Charles Rutenberg Realty’s Joe Moshé Offers Advice on How to Stage a Perfect Open House during the Winter Season
Wintertime is usually the most difficult time of the year to sell a house. The snow, cold weather and icy road conditions keep prospective homebuyers indoors while many houses remain unsold. Joe Moshé, Broker/Owner, Charles Rutenberg Realty, Inc., says the winter weather should not be used as an excuse for a lack of interested buyers and, if sellers can follow his advice on how to properly stage a home, then they could be receiving multiple offers by the end of the day.
On Long Island, residents saw their fair share of blizzards during the last three winters. This provided a challenge to the residential real estate market. While home sales improved year over year, month-over-month sales declined each of those three years. The winter of 2013-2014 saw completed home sales fall from 2,025 in December 2013 to 1,507 in January 2014 to 1,299 in February 2014, according to data from Multiple Listing Service of Long Island. The following winter, there were 2,064 home sales that were completed in December 2014; that number dropped to 1,583 the next month and 1,439 the month after that. Last winter, 2,439 home sales were completed in December 2015; over the next two months, that figure fell to 1,855 and then 1,831 in January 2016 and February 2016, respectively.
“Here on Long Island, the recent winters have been brutal, especially for those used to more moderate conditions,” says Mr. Moshé. “The weather kept those who were looking to buy a house from venturing out into the freezing cold, resulting in more homes being kept on the market longer.”
Mr. Moshé says that, despite the nasty weather, people can still sell their homes if they pull off a successful open house. He offers the following tips:
If it starts to snow that day, be sure to shovel out the walkway and/or driveway so that the prospective homebuyers are able to get inside the house. Be sure to apply rock salt or ice melt on those pathways; it will keep the snow and ice from freezing and prevent slip-and-fall accidents.
Shovel the sidewalk and the part of the street in front of the house so that the visiting buyers do not have to walk down the block in the snow.
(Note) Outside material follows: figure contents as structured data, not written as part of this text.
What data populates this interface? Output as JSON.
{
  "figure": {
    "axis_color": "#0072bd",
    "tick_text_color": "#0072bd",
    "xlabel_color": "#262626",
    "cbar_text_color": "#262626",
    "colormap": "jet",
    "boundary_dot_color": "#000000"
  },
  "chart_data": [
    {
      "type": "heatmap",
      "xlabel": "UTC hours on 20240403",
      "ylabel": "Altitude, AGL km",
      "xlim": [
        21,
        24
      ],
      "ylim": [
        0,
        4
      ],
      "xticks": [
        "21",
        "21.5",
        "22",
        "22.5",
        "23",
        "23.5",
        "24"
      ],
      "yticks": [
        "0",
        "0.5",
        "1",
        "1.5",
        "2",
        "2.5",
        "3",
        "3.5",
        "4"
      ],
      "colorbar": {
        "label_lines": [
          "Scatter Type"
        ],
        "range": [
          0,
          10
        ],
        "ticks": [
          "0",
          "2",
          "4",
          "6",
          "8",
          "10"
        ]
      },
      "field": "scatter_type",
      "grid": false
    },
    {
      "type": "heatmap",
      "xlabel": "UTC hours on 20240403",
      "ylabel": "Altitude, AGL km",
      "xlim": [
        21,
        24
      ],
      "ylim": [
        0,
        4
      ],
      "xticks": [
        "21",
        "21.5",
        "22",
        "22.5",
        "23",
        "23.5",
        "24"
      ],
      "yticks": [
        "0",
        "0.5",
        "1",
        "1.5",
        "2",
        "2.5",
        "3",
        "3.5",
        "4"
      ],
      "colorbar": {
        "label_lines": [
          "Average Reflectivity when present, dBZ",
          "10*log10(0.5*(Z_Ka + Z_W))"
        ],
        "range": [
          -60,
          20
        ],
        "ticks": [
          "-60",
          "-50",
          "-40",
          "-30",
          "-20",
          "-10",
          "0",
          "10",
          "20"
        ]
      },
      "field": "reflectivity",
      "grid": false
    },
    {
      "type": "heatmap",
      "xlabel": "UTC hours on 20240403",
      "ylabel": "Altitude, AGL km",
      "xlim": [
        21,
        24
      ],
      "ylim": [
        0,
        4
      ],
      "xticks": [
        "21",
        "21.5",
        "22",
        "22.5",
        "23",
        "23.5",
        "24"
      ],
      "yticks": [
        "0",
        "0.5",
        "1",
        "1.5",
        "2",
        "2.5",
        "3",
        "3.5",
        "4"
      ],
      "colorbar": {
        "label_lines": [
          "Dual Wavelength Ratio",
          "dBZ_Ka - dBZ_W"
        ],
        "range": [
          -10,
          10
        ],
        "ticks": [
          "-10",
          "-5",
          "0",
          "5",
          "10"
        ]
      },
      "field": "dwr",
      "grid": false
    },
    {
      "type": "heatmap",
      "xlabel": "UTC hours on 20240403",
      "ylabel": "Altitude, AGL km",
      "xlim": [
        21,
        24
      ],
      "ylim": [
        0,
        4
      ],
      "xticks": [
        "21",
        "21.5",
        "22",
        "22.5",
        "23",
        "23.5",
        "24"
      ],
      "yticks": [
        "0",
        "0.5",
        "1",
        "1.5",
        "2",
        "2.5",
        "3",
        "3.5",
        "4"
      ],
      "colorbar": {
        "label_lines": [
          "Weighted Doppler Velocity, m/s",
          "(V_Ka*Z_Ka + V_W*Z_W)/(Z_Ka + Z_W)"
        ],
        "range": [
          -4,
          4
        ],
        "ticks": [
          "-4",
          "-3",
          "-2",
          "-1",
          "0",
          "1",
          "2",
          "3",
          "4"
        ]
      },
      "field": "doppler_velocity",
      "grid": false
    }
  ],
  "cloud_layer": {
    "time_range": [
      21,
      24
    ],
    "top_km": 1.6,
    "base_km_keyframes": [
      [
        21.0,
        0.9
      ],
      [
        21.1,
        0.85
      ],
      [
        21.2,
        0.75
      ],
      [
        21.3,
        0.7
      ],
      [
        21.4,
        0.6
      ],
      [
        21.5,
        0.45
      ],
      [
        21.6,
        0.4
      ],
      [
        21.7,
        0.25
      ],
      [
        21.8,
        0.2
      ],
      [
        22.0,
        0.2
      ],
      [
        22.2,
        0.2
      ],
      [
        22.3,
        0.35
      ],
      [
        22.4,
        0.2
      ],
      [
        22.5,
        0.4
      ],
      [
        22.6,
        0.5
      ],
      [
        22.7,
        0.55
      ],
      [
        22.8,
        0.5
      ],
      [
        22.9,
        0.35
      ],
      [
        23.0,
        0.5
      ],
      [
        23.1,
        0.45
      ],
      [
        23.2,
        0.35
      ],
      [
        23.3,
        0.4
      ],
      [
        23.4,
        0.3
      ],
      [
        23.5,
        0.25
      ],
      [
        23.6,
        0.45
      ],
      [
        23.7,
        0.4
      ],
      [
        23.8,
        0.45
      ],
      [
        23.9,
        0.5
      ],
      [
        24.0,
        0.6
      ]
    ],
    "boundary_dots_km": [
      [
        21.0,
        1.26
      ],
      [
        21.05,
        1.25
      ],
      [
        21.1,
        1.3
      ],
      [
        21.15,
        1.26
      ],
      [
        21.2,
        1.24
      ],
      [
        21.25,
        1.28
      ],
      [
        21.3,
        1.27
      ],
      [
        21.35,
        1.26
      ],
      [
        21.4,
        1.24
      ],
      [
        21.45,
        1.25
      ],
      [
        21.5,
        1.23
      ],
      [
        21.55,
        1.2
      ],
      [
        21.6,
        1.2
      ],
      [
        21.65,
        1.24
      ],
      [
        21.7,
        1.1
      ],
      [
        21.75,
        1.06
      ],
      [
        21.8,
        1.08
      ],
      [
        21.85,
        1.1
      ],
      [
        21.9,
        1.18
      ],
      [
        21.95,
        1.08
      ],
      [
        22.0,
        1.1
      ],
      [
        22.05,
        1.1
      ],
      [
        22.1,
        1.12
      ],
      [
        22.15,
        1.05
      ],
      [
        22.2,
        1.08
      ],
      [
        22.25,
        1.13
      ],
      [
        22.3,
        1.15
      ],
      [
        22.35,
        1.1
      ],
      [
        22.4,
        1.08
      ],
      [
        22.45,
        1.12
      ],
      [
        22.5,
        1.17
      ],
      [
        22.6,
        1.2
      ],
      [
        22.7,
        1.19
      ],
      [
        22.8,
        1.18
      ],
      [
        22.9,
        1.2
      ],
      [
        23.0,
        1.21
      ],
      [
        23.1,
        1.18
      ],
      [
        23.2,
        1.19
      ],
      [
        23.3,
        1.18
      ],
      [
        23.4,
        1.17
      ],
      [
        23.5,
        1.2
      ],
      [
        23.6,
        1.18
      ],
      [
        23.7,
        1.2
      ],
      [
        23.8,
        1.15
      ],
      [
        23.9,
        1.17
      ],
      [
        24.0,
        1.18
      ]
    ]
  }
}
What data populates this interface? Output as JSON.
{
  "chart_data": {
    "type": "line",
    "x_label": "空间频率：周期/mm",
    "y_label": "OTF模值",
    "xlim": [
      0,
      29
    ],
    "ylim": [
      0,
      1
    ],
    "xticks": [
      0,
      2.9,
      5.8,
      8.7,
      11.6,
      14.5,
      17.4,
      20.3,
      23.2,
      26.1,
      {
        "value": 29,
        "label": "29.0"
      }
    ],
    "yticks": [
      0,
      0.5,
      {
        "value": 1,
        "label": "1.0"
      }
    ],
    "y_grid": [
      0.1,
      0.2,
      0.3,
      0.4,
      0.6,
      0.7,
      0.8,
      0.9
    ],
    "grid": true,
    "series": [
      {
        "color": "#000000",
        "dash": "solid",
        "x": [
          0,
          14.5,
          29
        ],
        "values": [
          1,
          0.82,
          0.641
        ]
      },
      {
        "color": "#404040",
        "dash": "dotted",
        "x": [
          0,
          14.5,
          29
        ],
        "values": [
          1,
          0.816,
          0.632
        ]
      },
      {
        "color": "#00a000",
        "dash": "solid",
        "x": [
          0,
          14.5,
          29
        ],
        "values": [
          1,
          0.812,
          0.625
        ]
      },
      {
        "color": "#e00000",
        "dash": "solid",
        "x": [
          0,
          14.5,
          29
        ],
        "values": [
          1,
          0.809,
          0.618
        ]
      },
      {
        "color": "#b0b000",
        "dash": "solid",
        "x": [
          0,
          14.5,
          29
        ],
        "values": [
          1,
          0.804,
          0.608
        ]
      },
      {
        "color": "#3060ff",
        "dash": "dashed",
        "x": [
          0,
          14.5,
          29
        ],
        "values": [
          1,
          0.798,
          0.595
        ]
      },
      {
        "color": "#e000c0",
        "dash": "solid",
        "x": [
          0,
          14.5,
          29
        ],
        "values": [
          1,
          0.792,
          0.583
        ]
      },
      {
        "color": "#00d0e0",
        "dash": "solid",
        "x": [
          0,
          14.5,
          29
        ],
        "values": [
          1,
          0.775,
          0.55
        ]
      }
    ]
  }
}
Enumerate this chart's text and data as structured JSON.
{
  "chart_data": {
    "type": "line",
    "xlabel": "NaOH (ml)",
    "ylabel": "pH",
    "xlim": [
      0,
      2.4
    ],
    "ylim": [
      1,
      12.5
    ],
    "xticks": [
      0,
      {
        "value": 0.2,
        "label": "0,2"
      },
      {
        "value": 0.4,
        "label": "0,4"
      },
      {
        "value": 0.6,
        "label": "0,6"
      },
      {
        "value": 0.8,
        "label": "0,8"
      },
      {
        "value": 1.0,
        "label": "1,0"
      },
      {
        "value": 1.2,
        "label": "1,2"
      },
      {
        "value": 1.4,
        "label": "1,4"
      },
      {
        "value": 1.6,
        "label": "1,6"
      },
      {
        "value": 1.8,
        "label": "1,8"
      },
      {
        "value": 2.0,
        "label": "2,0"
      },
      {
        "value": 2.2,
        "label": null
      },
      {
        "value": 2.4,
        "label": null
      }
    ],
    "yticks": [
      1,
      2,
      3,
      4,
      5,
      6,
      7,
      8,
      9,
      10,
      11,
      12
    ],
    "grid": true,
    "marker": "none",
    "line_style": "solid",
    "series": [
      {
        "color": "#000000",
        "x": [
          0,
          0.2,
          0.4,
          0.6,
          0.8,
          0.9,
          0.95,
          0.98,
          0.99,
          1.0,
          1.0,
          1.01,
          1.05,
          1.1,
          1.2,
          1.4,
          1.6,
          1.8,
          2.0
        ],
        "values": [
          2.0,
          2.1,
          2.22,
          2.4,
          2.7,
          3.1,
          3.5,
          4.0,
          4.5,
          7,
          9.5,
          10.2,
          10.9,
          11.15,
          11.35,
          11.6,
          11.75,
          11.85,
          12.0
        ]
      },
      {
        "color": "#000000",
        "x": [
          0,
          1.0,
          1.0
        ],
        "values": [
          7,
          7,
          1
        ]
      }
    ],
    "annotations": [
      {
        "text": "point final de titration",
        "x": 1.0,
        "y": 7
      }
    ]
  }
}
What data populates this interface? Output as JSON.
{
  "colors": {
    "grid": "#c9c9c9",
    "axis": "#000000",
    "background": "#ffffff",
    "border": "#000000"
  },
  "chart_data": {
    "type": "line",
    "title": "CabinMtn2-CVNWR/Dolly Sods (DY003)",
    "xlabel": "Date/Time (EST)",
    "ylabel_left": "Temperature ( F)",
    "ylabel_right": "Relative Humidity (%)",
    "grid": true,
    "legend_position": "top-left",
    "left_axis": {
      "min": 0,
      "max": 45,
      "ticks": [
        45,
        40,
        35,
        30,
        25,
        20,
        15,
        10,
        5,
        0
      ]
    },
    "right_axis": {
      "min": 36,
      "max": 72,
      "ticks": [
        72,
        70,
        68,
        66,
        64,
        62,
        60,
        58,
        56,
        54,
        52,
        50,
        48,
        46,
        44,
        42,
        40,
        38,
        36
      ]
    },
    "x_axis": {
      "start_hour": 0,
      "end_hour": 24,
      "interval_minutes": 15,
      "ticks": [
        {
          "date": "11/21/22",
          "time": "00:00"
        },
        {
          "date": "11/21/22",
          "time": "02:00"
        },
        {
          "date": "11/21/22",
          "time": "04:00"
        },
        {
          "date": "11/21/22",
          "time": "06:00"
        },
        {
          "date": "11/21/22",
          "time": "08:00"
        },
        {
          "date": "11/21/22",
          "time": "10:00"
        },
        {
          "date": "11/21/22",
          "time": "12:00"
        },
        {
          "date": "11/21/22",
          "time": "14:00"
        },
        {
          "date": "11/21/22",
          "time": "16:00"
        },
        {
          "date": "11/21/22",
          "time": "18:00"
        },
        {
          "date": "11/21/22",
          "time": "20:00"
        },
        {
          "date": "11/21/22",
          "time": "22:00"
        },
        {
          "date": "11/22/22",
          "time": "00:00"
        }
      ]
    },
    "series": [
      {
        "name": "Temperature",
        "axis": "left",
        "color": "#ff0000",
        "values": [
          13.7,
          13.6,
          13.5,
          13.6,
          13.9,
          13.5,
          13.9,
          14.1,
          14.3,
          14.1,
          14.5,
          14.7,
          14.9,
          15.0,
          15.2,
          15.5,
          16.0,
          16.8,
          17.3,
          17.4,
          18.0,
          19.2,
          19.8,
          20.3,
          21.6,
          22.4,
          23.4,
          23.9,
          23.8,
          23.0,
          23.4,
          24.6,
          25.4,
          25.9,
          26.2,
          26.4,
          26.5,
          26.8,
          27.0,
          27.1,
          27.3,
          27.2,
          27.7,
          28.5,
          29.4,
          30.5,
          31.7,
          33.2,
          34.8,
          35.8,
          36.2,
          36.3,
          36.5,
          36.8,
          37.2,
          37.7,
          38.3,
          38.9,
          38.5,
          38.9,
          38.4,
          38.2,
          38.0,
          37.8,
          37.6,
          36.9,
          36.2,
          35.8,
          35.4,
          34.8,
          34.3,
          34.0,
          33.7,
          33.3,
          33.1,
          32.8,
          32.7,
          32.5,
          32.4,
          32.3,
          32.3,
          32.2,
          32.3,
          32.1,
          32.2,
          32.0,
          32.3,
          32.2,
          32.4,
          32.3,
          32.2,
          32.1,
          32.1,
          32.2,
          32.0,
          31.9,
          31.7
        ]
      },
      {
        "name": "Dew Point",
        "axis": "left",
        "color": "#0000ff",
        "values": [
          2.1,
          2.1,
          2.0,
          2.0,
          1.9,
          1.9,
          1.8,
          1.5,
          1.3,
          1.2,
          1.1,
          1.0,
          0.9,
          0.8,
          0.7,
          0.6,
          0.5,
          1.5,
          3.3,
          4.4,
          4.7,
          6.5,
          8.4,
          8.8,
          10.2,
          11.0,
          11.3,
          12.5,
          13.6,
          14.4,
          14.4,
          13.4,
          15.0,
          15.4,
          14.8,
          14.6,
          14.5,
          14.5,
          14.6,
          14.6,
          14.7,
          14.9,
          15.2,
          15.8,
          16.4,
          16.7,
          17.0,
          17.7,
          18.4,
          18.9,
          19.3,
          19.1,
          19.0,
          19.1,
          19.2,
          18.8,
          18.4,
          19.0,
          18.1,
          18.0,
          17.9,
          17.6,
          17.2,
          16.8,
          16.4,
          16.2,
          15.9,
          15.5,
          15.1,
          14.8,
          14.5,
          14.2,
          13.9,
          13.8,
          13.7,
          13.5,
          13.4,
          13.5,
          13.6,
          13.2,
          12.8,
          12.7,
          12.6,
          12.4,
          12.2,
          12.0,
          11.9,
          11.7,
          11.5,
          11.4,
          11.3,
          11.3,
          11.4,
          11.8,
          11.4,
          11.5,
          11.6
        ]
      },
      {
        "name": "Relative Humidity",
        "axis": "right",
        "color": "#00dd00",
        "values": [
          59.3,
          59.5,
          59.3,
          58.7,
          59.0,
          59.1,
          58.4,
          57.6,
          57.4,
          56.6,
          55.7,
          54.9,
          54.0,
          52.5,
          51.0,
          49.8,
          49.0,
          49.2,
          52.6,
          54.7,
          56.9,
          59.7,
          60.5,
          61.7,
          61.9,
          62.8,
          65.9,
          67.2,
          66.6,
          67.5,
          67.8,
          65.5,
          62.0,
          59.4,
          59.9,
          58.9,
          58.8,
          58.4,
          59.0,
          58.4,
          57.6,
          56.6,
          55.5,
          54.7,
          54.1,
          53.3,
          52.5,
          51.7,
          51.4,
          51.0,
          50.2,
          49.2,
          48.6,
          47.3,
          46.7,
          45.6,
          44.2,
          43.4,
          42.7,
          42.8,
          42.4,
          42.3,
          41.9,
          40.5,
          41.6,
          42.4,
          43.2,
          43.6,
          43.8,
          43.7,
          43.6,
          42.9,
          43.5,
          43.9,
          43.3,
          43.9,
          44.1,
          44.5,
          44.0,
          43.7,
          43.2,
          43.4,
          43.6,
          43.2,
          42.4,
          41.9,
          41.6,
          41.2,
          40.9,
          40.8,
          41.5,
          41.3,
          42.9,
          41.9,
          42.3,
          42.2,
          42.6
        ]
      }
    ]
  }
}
Stage the inside of the house as if it were any other season in the year. This means getting rid of any clutter, cleaning the windows, mopping the floors, vacuuming the rugs and dusting the furniture.
Make the inside a little cozier by lighting a fire in the fireplace and rearranging the furniture to give the rooms a more spacious look. Younger homebuyers are attracted to homes with open spaces because they want a place of their own where they can entertain their friends.
Draw back the curtains to let the light in. The sunlight will shine onto the snow and into the house, making the inside much brighter.
If it is too cold inside the house, turn up the thermostat, but be sure to keep it at a reasonable temperature. If it gets too hot inside, the prospective buyers will feel uncomfortable and that will leave an impression on them, possibly hindering chance of a sale.
“While some wait until springtime — when the weather is warmer — to buy a house, others are willing to take advantage of the slow winter months to find the home they’ve always wanted,” adds Mr. Moshé. “While it is not impossible to sell a home during the winter, it definitely has its challenges. The seller must bear in mind that the key to selling a home is usually proper pricing. However, in the winter, when most houses do not show well, it is essential to amp up presentation. With fewer homes on the market during the winter, your house can stand out from the competition, giving the right buyer motivation to move in before the first daffodils bloom.”